System 500 also includes memory 520 coupled to processor 510 through bus 515, or through any other buses or components. Memory 520 may be any type of memory capable of storing data to be operated on by processor 510, such as static or dynamic random access memory, semiconductor-based read only memory, or a magnetic or optical disk memory. Look-up data to be compared to data stored in CAM 100 may be stored in memory 520 or may represent an address of data in memory 520. System 500 may include any other buses or components in addition to processor 510, bus 515, and memory 520.
Processor 510, or any other processor or component designed according to an embodiment of the present invention, may be designed in various stages, from creation to simulation to fabrication. Data representing a design may represent the design in a number of manners. First, as is useful in simulations, the hardware may be represented using a hardware description language or another functional description language.
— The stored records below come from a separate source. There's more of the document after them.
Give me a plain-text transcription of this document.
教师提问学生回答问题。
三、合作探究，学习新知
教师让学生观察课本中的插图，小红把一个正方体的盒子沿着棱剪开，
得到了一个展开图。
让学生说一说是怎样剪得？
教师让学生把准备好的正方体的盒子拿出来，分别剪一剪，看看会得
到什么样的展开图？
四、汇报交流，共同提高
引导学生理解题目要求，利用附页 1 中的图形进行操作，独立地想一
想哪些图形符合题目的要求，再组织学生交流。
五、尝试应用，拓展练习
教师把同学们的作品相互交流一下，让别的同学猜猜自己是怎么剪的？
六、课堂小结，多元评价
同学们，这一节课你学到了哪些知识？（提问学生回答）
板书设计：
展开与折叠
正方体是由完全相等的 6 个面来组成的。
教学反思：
Additionally or alternatively, a circuit level model with logic and/or transistor gates may be produced at some stages of the design process. Furthermore, most designs, at some stage, reach a level where they may be modeled with data representing the physical placement of various devices. In the case where conventional semiconductor fabrication techniques are used, the data representing the device placement model may be the data specifying the presence or absence of various features on different mask layers for masks used to produce an integrated circuit.
In any representation of the design, the data may be stored in any form of a machine-readable medium. An optical or electrical wave modulated or otherwise generated to transmit such information, a memory, or a magnetic or optical storage medium, such as a disc, may be the machine-readable medium. Any of these mediums may “carry” or “indicate” the design, or other information used in an embodiment of the present invention, such as the instructions in an error recovery routine. When an electrical carrier wave indicating or carrying the information is transmitted, to the extent that copying, buffering, or re-transmission of the electrical signal is performed, a new copy is made. Thus, the actions of a communication provider or a network provider may be making copies of an article, e.g., a carrier wave, embodying techniques of the present invention.
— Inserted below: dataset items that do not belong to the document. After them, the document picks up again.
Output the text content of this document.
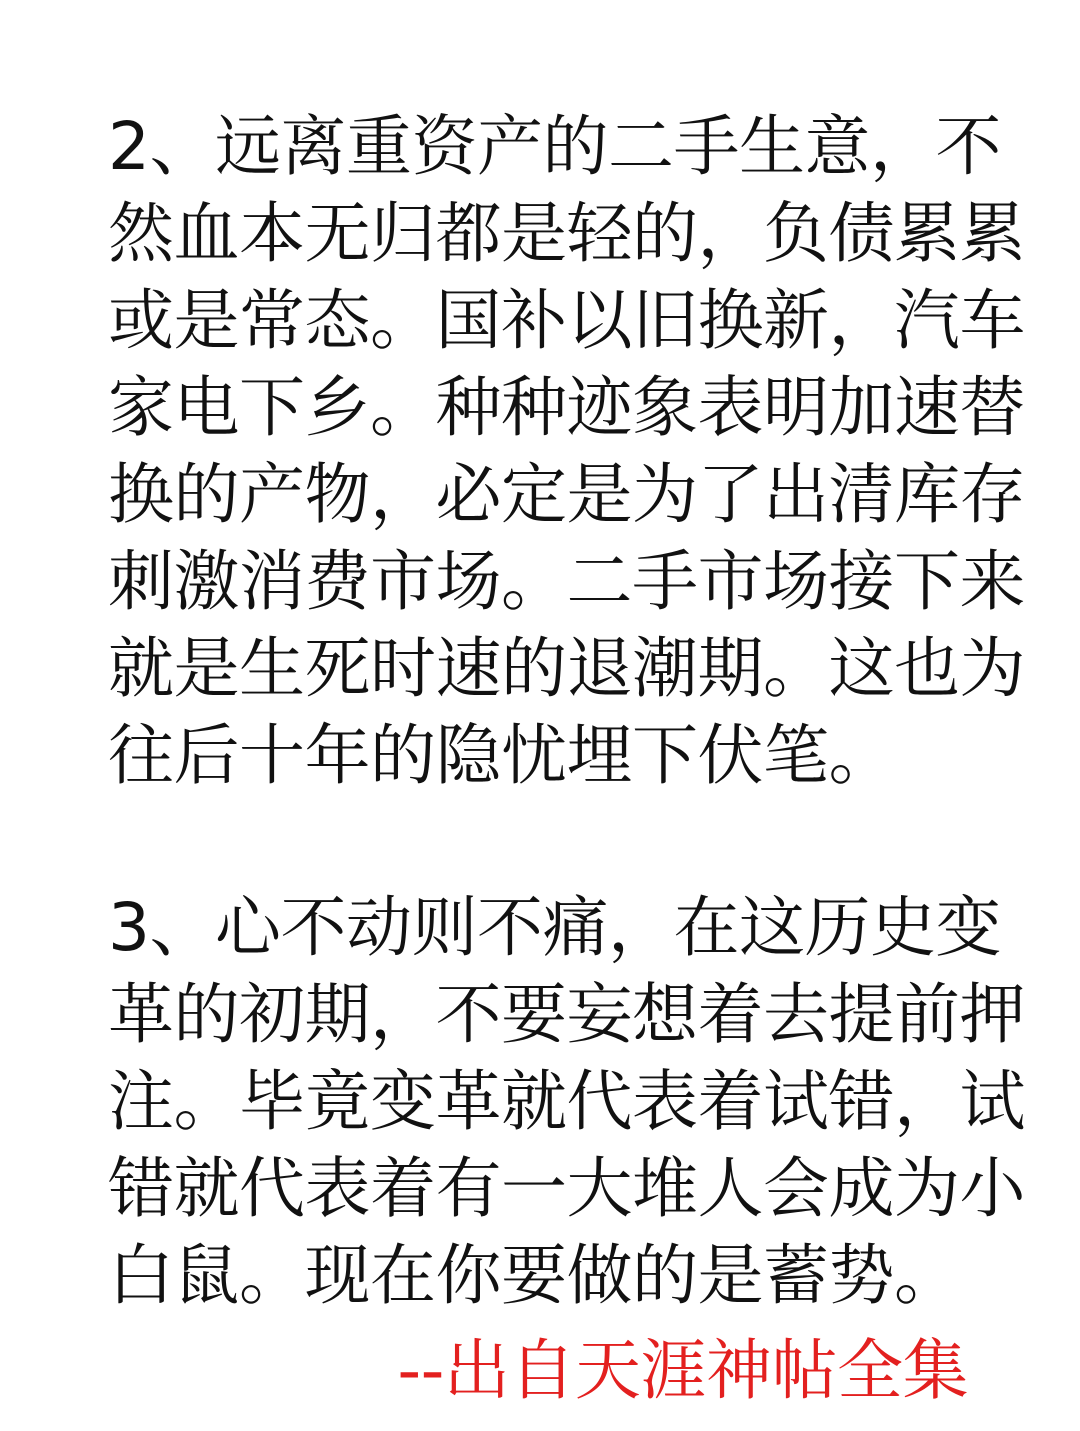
2、远离重资产的二手生意，不
然血本无归都是轻的，负债累累
或是常态。国补以旧换新，汽车
家电下乡。种种迹象表明加速替
换的产物，必定是为了出清库存
刺激消费市场。二手市场接下来
就是生死时速的退潮期。这也为
往后十年的隐忧埋下伏笔。
3、心不动则不痛，在这历史变
革的初期，不要妄想着去提前押
注。毕竟变革就代表着试错，试
错就代表着有一大堆人会成为小
白鼠。现在你要做的是蓄势。
--出自天涯神帖全集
Thus, techniques for pipelining a CAM look-up have been disclosed. While certain embodiments have been described, and shown in the accompanying drawings, it is to be understood that such embodiments are merely illustrative of and not restrictive on the broad invention, and that this invention not be limited to the specific constructions and arrangements shown and described, since various other modifications may occur to those ordinarily skilled in the art upon studying this disclosure.
For example, although
In an area of technology such as this, where growth is fast and further advancements are not easily foreseen, the disclosed embodiments may be readily modifiable in arrangement and detail as facilitated by enabling technological advancements without departing from the principles of the present disclosure or the scope of the accompanying claims.